Amanda Martin, North Carolina’s chief resilience officer, agreed, and said her office had seen some success working with community representatives, especially in under-resourced neighborhoods.

“We have 10 million people in our state, and we can’t just blanket the state in outreach requests and meetings—it’s not cost-effective, and you only get the loudest voices” in response, Martin said. She advised other state resilience leaders to identify and work through people “whose job it is to represent under-represented groups.”

Martin said North Carolina is also working to alleviate the discrimination inherent in some policies and the policymaking process.

“Yes, some of this is driven by historic discrimination in the housing market … but other kinds of equity issues come from the structure of our policies, the fact that we are better able to invest in [residential] elevations or weather-proofing homes that are homeowner-occupied,” she said. “That leaves renters out. Or [that] the grant programs we have benefit those communities that have [local government] staff that are able to take time out of their day to write a great grant application.”

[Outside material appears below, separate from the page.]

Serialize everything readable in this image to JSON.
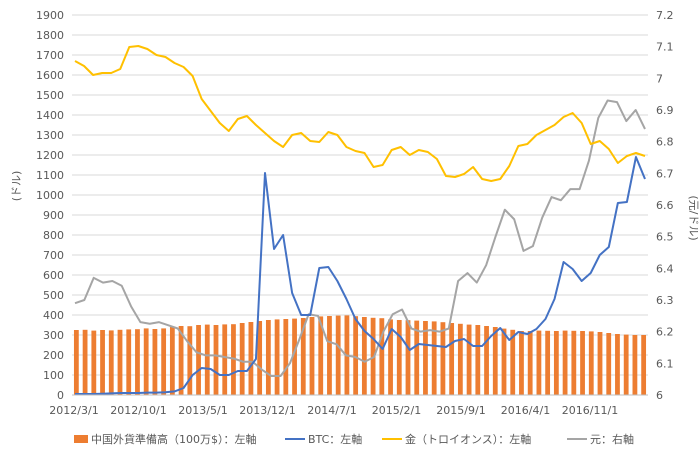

On a similar theme, Benjamin Duncan, chief resilience officer for South Carolina, said a big focus of his is serving people in low- to moderate-income communities that normally don’t get served. The pandemic made that harder, preventing the in-person interaction needed to bring neighborhoods on board with government initiatives. “But we’re reaching out, trying to engage the low- to moderate-[income] communities as part of our target audience so that they won’t get left out,” Duncan said. He noted that flooding quickly gained prominence as a statewide issue after South Carolina was hit with three hurricanes from 2015 to 2018. He also credited a constellation of partners, including research universities, the South Carolina Department of Climatology, Pew, and others, with providing valuable input for the state’s resilience plan, which his office is working to finalize.

Mallory agreed that mitigating flood risk for socially vulnerable communities is essential, and pointed to the Biden administration’s Justice40 Initiative, which promises to deliver at least 40% of the overall benefits from federal investments in climate and clean energy to disadvantaged communities.

In addition, Mallory added that she, like Pew, strongly supports nature-based solutions—such as wetland restoration, rain gardens, green roofs, and more—to mitigate flooding and that the infrastructure law provides “unprecedented opportunity” to implement those solutions, along with a requirement that all federally funded projects be climate resilient.

Floods and other natural disasters “are just going to continue to increase” due to climate change, she said. “Proactive planning [must] be a part of the way we are thinking about the federal expenditure of funds.”

Mathew Sanders manages state planning for The Pew Charitable Trusts’ flood-prepared communities project.